Fast forward to today: We are the leading provider of base operations services to the U.S. military in Iraq. We are among the leading Defense Department IT integrators, responsible for managing the Army’s largest regional cyber center in the U.S. We lead and operate a $400 million program to build a global communication enterprise with our international allies.

We also manage the State Department’s payroll modernization program — the single most significant PeopleSoft pay system implementation in the world. Most recently, we were awarded a position on DIA’s Solutions For Intelligence Analysis III contract, which establishes SOSi among the most significant franchise players in the intelligence market.

I’m proud to say that, to this day, we also remain among the most extensive language contractors and employ among the largest cadres of foreign language speakers in the U.S. government. We accomplished this growth and diversification by being bold and creative — thinking outside the box to create new opportunities while solving complex challenges for our customers.

What’s one key thing you learned from a failure you had?   

While working with a company that failed in the dot-com era, I learned how important it is not to take the business you have today for granted. You have to continually pursue new business, new opportunities and new challenges. Companies that remain static in today’s market are not likely to survive.

When the dot-com bubble burst, it took down hundreds of companies instantly. Companies that are unable to adjust to the sudden market shifts, like the one we are currently experiencing due to COVID-19, are at risk of suffering a similar fate.

What’s the biggest professional risk you’ve ever taken? 

Perhaps the biggest professional risk I’ve taken in my career involved coming to SOSi. Again, the timing was everything. I had just helped my employer complete its sell-off, and I was looking for my next opportunity. I remember seeing an ad for the position which sought a CFO for a defense contractor on Wall Street. The ad tied two of my passions together and instantly got my attention.

I admit I had some initial reservations in joining SOSi. While the company had carved out a niche in the language services market, it catered primarily to the federal law enforcement space.
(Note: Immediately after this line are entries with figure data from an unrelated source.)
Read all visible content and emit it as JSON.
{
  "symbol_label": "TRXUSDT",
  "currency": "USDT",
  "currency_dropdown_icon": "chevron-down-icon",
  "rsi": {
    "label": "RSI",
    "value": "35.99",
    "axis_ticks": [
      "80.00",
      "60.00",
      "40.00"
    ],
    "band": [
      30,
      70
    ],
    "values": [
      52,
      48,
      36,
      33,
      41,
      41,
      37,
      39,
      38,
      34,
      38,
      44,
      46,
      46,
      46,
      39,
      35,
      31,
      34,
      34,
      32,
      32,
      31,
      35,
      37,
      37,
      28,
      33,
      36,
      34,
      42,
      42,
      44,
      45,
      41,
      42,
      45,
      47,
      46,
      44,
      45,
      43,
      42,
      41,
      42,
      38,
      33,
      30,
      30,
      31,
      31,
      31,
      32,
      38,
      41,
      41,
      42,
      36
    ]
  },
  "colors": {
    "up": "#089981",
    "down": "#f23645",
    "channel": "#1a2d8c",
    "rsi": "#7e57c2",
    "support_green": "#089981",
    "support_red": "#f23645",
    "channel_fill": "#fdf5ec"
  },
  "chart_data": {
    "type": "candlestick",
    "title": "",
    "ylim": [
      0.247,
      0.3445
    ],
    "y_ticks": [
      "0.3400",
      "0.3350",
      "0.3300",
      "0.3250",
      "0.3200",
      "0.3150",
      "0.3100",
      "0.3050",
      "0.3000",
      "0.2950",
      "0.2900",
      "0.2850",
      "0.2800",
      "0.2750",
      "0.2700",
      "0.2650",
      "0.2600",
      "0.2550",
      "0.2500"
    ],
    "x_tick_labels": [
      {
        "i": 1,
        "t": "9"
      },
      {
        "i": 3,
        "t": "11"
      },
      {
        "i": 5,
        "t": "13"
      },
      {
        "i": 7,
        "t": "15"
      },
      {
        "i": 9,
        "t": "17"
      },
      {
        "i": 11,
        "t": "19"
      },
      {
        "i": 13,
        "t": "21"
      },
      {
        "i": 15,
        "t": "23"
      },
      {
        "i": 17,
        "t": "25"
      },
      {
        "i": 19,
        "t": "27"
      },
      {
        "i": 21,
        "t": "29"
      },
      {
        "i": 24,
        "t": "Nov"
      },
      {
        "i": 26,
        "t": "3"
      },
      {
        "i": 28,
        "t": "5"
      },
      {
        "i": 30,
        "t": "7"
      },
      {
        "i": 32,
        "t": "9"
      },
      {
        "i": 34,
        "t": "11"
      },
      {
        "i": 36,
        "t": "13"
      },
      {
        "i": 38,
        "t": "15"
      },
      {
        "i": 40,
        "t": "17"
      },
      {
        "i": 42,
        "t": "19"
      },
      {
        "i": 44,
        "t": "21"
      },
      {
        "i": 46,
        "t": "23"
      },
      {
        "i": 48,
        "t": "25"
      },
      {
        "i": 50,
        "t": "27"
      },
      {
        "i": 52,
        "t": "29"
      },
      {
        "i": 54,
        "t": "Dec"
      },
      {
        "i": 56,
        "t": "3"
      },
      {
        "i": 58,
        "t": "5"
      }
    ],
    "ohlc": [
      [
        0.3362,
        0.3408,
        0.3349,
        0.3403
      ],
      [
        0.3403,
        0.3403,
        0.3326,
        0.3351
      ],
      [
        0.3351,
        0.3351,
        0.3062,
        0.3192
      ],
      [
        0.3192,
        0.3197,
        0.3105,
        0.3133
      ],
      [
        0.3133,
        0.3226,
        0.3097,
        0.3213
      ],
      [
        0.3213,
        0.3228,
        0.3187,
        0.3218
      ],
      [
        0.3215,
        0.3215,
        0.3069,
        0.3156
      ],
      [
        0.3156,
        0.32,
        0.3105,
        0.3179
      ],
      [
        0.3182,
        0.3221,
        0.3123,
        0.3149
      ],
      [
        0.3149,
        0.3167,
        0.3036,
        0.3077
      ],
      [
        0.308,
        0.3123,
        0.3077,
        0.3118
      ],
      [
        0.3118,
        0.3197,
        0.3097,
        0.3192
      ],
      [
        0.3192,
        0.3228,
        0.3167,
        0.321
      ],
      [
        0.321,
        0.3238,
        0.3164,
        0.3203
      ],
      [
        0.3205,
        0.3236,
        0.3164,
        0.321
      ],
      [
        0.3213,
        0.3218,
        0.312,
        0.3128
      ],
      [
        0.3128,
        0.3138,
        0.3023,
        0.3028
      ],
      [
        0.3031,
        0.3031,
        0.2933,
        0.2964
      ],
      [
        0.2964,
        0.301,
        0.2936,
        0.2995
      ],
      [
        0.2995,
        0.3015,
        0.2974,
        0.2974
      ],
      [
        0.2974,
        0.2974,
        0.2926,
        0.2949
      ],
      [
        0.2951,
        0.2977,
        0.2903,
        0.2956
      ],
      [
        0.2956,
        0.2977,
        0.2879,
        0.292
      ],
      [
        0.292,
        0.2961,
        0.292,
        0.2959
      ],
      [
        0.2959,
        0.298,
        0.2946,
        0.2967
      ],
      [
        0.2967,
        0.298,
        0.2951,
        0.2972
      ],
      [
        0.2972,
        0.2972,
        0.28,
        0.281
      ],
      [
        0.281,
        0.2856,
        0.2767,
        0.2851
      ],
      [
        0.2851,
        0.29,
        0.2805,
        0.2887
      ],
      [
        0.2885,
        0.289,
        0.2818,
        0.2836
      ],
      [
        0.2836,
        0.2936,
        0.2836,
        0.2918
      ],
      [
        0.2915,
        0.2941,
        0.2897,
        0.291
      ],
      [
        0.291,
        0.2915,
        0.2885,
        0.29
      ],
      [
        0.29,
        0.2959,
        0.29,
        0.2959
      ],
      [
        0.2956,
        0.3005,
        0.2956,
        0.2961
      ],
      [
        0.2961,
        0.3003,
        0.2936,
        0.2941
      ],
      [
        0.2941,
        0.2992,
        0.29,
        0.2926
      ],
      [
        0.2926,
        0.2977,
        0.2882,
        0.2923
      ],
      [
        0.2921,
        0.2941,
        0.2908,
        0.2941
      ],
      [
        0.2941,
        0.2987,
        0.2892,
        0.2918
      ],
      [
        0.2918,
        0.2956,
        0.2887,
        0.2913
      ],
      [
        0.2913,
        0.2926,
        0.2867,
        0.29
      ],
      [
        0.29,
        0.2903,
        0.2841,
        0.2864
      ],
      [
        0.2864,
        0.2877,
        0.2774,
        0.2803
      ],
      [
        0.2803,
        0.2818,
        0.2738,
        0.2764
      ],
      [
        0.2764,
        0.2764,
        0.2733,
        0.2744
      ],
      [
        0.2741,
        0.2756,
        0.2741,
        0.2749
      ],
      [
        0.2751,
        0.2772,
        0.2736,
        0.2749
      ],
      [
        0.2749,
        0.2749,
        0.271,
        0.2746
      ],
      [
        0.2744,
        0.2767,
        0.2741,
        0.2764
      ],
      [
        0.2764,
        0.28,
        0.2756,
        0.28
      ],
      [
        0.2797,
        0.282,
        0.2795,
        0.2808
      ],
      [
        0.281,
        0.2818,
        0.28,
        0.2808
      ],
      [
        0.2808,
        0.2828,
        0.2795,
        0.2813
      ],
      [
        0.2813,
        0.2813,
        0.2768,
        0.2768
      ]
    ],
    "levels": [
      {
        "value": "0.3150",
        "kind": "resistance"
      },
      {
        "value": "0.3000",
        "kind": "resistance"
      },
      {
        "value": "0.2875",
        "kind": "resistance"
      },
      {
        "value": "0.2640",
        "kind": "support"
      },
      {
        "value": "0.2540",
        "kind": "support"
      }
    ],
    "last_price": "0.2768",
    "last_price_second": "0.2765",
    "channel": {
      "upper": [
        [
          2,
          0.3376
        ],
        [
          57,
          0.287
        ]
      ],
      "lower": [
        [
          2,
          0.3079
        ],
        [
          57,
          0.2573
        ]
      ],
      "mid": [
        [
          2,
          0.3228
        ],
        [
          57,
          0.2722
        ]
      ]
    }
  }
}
The business was stuck at about $6 million and was not growing. However, Julian Setian gave a strong pitch detailing how they thought the company could reinvent itself and grow. SOSi had just won a significant subcontract, and they had realized they needed to rapidly build SOSi’s administrative infrastructure to both manage this new program and grow.

I was drawn to the challenge of helping this small company take this next step, while also building the sophisticated financial function necessary to support its growth strategy. It was a smart bet, too. That subcontract became a catalyst for what the company is today. Since 2001, the company has grown at an average annual rate of more than 25%. I’m glad I embraced the challenge. It’s been a heck of a ride.